Une prévention renforcée des accidents du travail graves et mortels. C’est la priorité du quatrième plan « santé au travail », présenté le 14 décembre au Conseil national d’orientation des conditions de travail (Cnoct) par Laurent Pietraszewski, secrétaire d’État chargé des retraites et de la santé au travail. Cette feuille de route pour la période 2021-2025 a été élaborée par l’État, les partenaires sociaux, la Sécurité sociale et tous les organismes de prévention dans le droit fil de la loi du 2 août 2021 renforçant la prévention de la santé au travail.


Attention aux jeunes, aux nouveaux embauchés et aux intérimaires

Pour lutter contre les accidents graves et mortels, objectif qui irrigue le document, le plan cible les publics les plus touchés : les jeunes et les nouveaux embauchés. Il mise ainsi sur l’intégration de messages clés de prévention dans les formations initiales.

Pointant le facteur de risque que représente une faible ancienneté dans l’entreprise, le texte insiste en outre sur la nécessité de sensibiliser les tuteurs, maîtres d’apprentissage ou supérieurs hiérarchiques, ainsi que de favoriser le développement de parcours d’intégration pour les nouveaux arrivés. Par exemple en délivrant une formation pratique à l’intéressé avant sa prise de poste. Le gouvernement invite les branches à se mobiliser pleinement sur ce sujet « pour promouvoir les initiatives positives des entreprises et les enrichir et proposer des solutions adaptées à travers le dialogue social ».

Autres professionnels vulnérables : les travailleurs intérimaires, détachés ou indépendants. S’agissant des salariés détachés, le plan table sur le développement « d’actions visant à prendre en compte leur situation particulière, par exemple en mettant à leur disposition des outils adaptés traduits dans leur langue sur leurs droits et les consignes de prévention des risques ».


Haro sur le risque de chutes et le risque routier

Le plan s’attaque avant tout aux risques professionnels à l’origine du plus grand nombre d’accidents graves et mortels : les chutes de hauteur et de plain-pied, ainsi que le risque routier. Concernant les premières, le but est d’améliorer la connaissance du risque sur la base d’une analyse de l’accidentologie plus fine et partagée. « Les efforts devront être concentrés sur les métiers à risque (couvreurs, charpentier, étancheurs, cordistes…). »
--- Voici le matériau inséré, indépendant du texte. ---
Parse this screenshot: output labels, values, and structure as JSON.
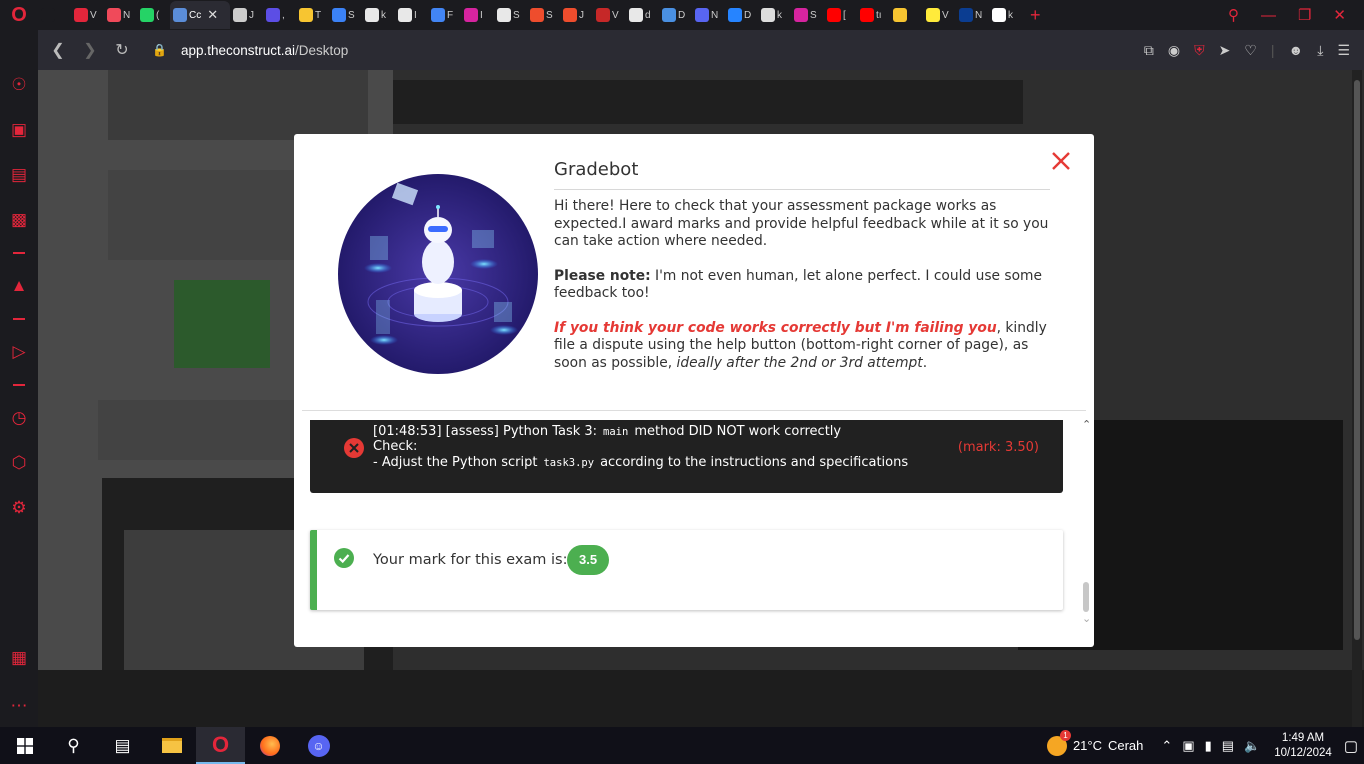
{
  "browser": {
    "tabs": [
      {
        "label": "",
        "fav_color": "#1b1b1f",
        "icon": "game-icon"
      },
      {
        "label": "V",
        "fav_color": "#e3263b",
        "icon": "opera-icon"
      },
      {
        "label": "N",
        "fav_color": "#f04a5a",
        "icon": "app-icon"
      },
      {
        "label": "(",
        "fav_color": "#25d366",
        "icon": "whatsapp-icon"
      },
      {
        "label": "Cc",
        "fav_color": "#5b8dd9",
        "icon": "construct-icon",
        "active": true
      },
      {
        "label": "J",
        "fav_color": "#cccccc",
        "icon": "chatgpt-icon"
      },
      {
        "label": ",",
        "fav_color": "#5c4ee5",
        "icon": "list-icon"
      },
      {
        "label": "T",
        "fav_color": "#f7c531",
        "icon": "note-icon"
      },
      {
        "label": "S",
        "fav_color": "#3b82f6",
        "icon": "bookmark-icon"
      },
      {
        "label": "k",
        "fav_color": "#e8e8e8",
        "icon": "chatgpt-icon"
      },
      {
        "label": "I",
        "fav_color": "#e8e8e8",
        "icon": "chatgpt-icon"
      },
      {
        "label": "F",
        "fav_color": "#4285f4",
        "icon": "docs-icon"
      },
      {
        "label": "I",
        "fav_color": "#d6249f",
        "icon": "instagram-icon"
      },
      {
        "label": "S",
        "fav_color": "#e8e8e8",
        "icon": "chatgpt-icon"
      },
      {
        "label": "S",
        "fav_color": "#ee4d2d",
        "icon": "shopee-icon"
      },
      {
        "label": "J",
        "fav_color": "#ee4d2d",
        "icon": "shopee-icon"
      },
      {
        "label": "V",
        "fav_color": "#c62828",
        "icon": "video-icon"
      },
      {
        "label": "d",
        "fav_color": "#e8e8e8",
        "icon": "dicoding-icon"
      },
      {
        "label": "D",
        "fav_color": "#4a90e2",
        "icon": "heart-icon"
      },
      {
        "label": "N",
        "fav_color": "#5865f2",
        "icon": "m-icon"
      },
      {
        "label": "D",
        "fav_color": "#2684ff",
        "icon": "s-icon"
      },
      {
        "label": "k",
        "fav_color": "#dddddd",
        "icon": "page-icon"
      },
      {
        "label": "S",
        "fav_color": "#d6249f",
        "icon": "instagram-icon"
      },
      {
        "label": "[",
        "fav_color": "#ff0000",
        "icon": "youtube-icon"
      },
      {
        "label": "tı",
        "fav_color": "#ff0000",
        "icon": "youtube-icon"
      },
      {
        "label": "",
        "fav_color": "#f7c531",
        "icon": "note-icon"
      },
      {
        "label": "V",
        "fav_color": "#ffeb3b",
        "icon": "mail-icon"
      },
      {
        "label": "N",
        "fav_color": "#0b3d91",
        "icon": "nasa-icon"
      },
      {
        "label": "k",
        "fav_color": "#ffffff",
        "icon": "github-icon"
      }
    ],
    "url_host": "app.theconstruct.ai",
    "url_path": "/Desktop"
  },
  "modal": {
    "title": "Gradebot",
    "intro": "Hi there! Here to check that your assessment package works as expected.I award marks and provide helpful feedback while at it so you can take action where needed.",
    "note_label": "Please note:",
    "note_text": " I'm not even human, let alone perfect. I could use some feedback too!",
    "dispute_warn": "If you think your code works correctly but I'm failing you",
    "dispute_text": ", kindly file a dispute using the help button (bottom-right corner of page), as soon as possible, ",
    "dispute_ital": "ideally after the 2nd or 3rd attempt",
    "dispute_end": ".",
    "log": {
      "line1_pre": "[01:48:53] [assess] Python Task 3:",
      "line1_code": "main",
      "line1_post": "method DID NOT work correctly",
      "line2": "Check:",
      "line3_pre": "- Adjust the Python script",
      "line3_code": "task3.py",
      "line3_post": "according to the instructions and specifications",
      "mark": "(mark: 3.50)"
    },
    "result_text": "Your mark for this exam is:",
    "score": "3.5"
  },
  "taskbar": {
    "weather_temp": "21°C",
    "weather_text": "Cerah",
    "weather_badge": "1",
    "time": "1:49 AM",
    "date": "10/12/2024"
  },
  "colors": {
    "accent": "#e3263b",
    "error": "#e53935",
    "success": "#4caf50"
  }
}
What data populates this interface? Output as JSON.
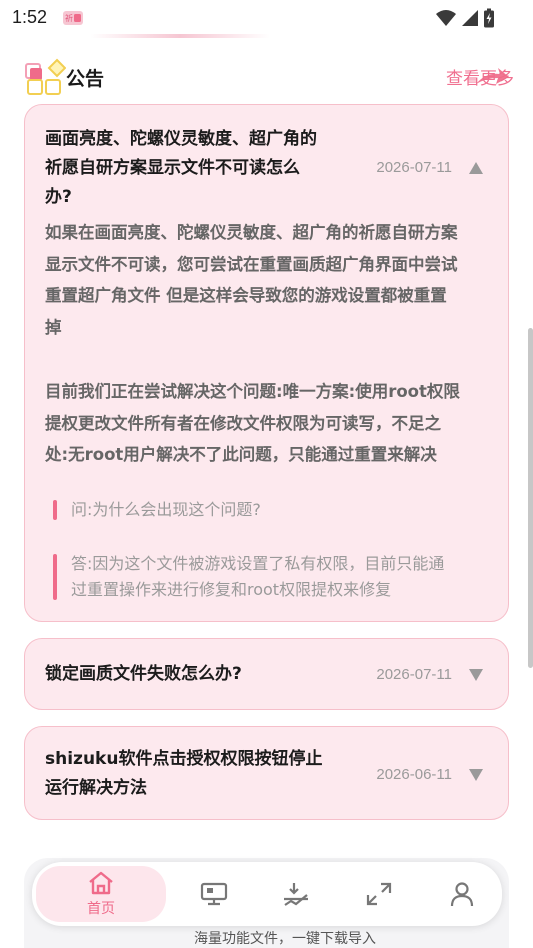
{
  "status_bar": {
    "time": "1:52",
    "icons": [
      "app-notification-icon",
      "wifi-icon",
      "signal-icon",
      "battery-charging-icon"
    ]
  },
  "notice": {
    "title": "公告",
    "more_label": "查看更多",
    "icon": "notice-logo-icon"
  },
  "faqs": [
    {
      "question_lines": [
        "画面亮度、陀螺仪灵敏度、超广角的",
        "祈愿自研方案显示文件不可读怎么",
        "办?"
      ],
      "date": "2026-07-11",
      "expanded": true,
      "body_paragraphs": [
        [
          "如果在画面亮度、陀螺仪灵敏度、超广角的祈愿自研方案",
          "显示文件不可读，您可尝试在重置画质超广角界面中尝试",
          "重置超广角文件 但是这样会导致您的游戏设置都被重置",
          "掉"
        ],
        [
          "目前我们正在尝试解决这个问题:唯一方案:使用root权限",
          "提权更改文件所有者在修改文件权限为可读写，不足之",
          "处:无root用户解决不了此问题，只能通过重置来解决"
        ]
      ],
      "quotes": [
        [
          "问:为什么会出现这个问题?"
        ],
        [
          "答:因为这个文件被游戏设置了私有权限，目前只能通",
          "过重置操作来进行修复和root权限提权来修复"
        ]
      ]
    },
    {
      "question_lines": [
        "锁定画质文件失败怎么办?"
      ],
      "date": "2026-07-11",
      "expanded": false
    },
    {
      "question_lines": [
        "shizuku软件点击授权权限按钮停止",
        "运行解决方法"
      ],
      "date": "2026-06-11",
      "expanded": false
    }
  ],
  "tabbar": {
    "tabs": [
      {
        "label": "首页",
        "icon": "home-icon",
        "active": true
      },
      {
        "label": "",
        "icon": "monitor-icon",
        "active": false
      },
      {
        "label": "",
        "icon": "download-chart-icon",
        "active": false
      },
      {
        "label": "",
        "icon": "expand-icon",
        "active": false
      },
      {
        "label": "",
        "icon": "user-icon",
        "active": false
      }
    ],
    "below_text": "海量功能文件，一键下载导入"
  },
  "colors": {
    "accent": "#ef6b8a",
    "card_bg": "#fde9ee",
    "card_border": "#f6bfca",
    "muted": "#9a9a9a"
  }
}
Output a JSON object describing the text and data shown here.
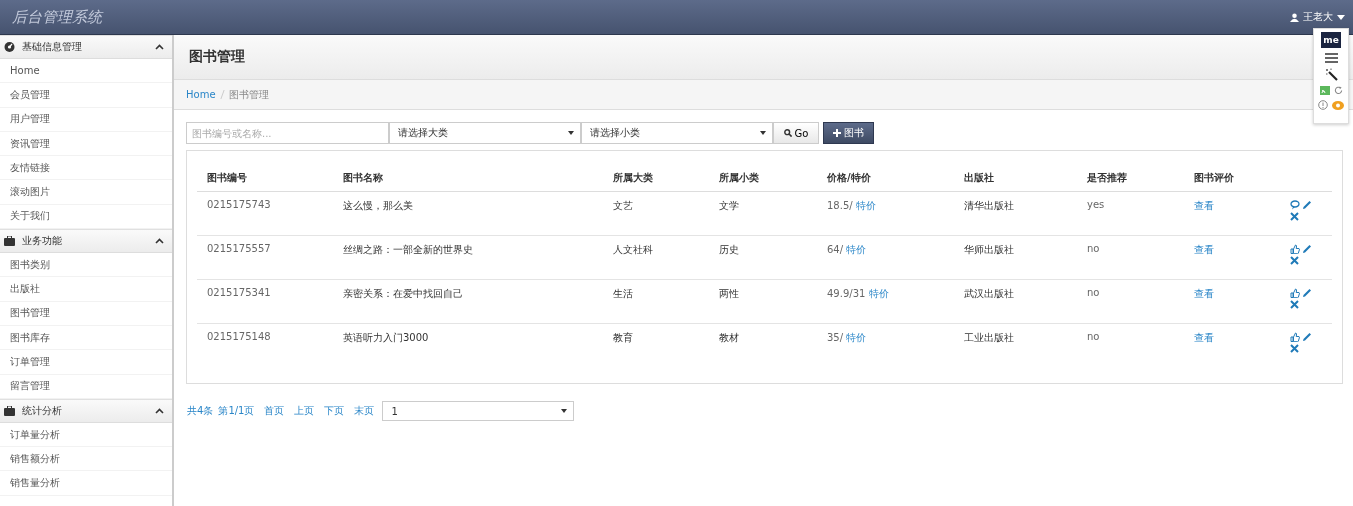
{
  "app_title": "后台管理系统",
  "user": {
    "name": "王老大"
  },
  "sidebar": [
    {
      "title": "基础信息管理",
      "expanded": true,
      "items": [
        "Home",
        "会员管理",
        "用户管理",
        "资讯管理",
        "友情链接",
        "滚动图片",
        "关于我们"
      ]
    },
    {
      "title": "业务功能",
      "expanded": true,
      "items": [
        "图书类别",
        "出版社",
        "图书管理",
        "图书库存",
        "订单管理",
        "留言管理"
      ]
    },
    {
      "title": "统计分析",
      "expanded": true,
      "items": [
        "订单量分析",
        "销售额分析",
        "销售量分析"
      ]
    }
  ],
  "page_title": "图书管理",
  "breadcrumb": [
    "Home",
    "图书管理"
  ],
  "toolbar": {
    "search_placeholder": "图书编号或名称...",
    "category": "请选择大类",
    "subcategory": "请选择小类",
    "go_button": "Go",
    "add_button": "图书"
  },
  "table": {
    "columns": [
      "图书编号",
      "图书名称",
      "所属大类",
      "所属小类",
      "价格/特价",
      "出版社",
      "是否推荐",
      "图书评价"
    ],
    "rows": [
      {
        "id": "0215175743",
        "name": "这么慢，那么美",
        "category": "文艺",
        "subcategory": "文学",
        "price": "18.5/",
        "special": "特价",
        "publisher": "清华出版社",
        "recommended": "yes",
        "review": "查看",
        "kind": "comment"
      },
      {
        "id": "0215175557",
        "name": "丝绸之路：一部全新的世界史",
        "category": "人文社科",
        "subcategory": "历史",
        "price": "64/",
        "special": "特价",
        "publisher": "华师出版社",
        "recommended": "no",
        "review": "查看",
        "kind": "thumb"
      },
      {
        "id": "0215175341",
        "name": "亲密关系：在爱中找回自己",
        "category": "生活",
        "subcategory": "两性",
        "price": "49.9/31",
        "special": "特价",
        "publisher": "武汉出版社",
        "recommended": "no",
        "review": "查看",
        "kind": "thumb"
      },
      {
        "id": "0215175148",
        "name": "英语听力入门3000",
        "category": "教育",
        "subcategory": "教材",
        "price": "35/",
        "special": "特价",
        "publisher": "工业出版社",
        "recommended": "no",
        "review": "查看",
        "kind": "thumb"
      }
    ]
  },
  "pagination": {
    "total": "共4条",
    "page": "第1/1页",
    "links": [
      "首页",
      "上页",
      "下页",
      "末页"
    ],
    "page_select": "1"
  },
  "extension": {
    "logo": "me"
  }
}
Pour renforcer la sécurité sur les chantiers, il s’agit d’agir le plus en amont possible auprès des maîtres d’ouvrage et des coordonnateurs SPS via des formations, sensibilisations, promotions de bonne pratique… « L’exigence de prévention doit être intégrée par ces intervenants à chaque étape du projet et du chantier », prescrit le texte.

Le plan prévoit donc également de renforcer la démarche en faveur d’une meilleure connaissance du risque routier initiée par la précédente feuille de route « santé au travail », en lien avec les branches professionnelles. « Les données par secteur devront encore être précisées », et « les catégories de travailleurs les plus exposés devront être prises en compte ».

Le plan fait aussi la part belle au passeport de prévention créé par la loi du 2 août 2021. « Ce nouvel outil doit servir de support pour intégrer davantage la formation en sécurité à la formation au métier lui-même et à la valoriser dans le parcours des travailleurs. » La feuille de route gouvernementale prévoit également, entre autres, des axes en faveur d’un renforcement de la prévention de la désinsertion professionnelle, mais aussi d’un meilleur accompagnement des entreprises et des salariés dans la lutte contre les risques psychosociaux, dont l’importance a été mise en lumière par la crise sanitaire.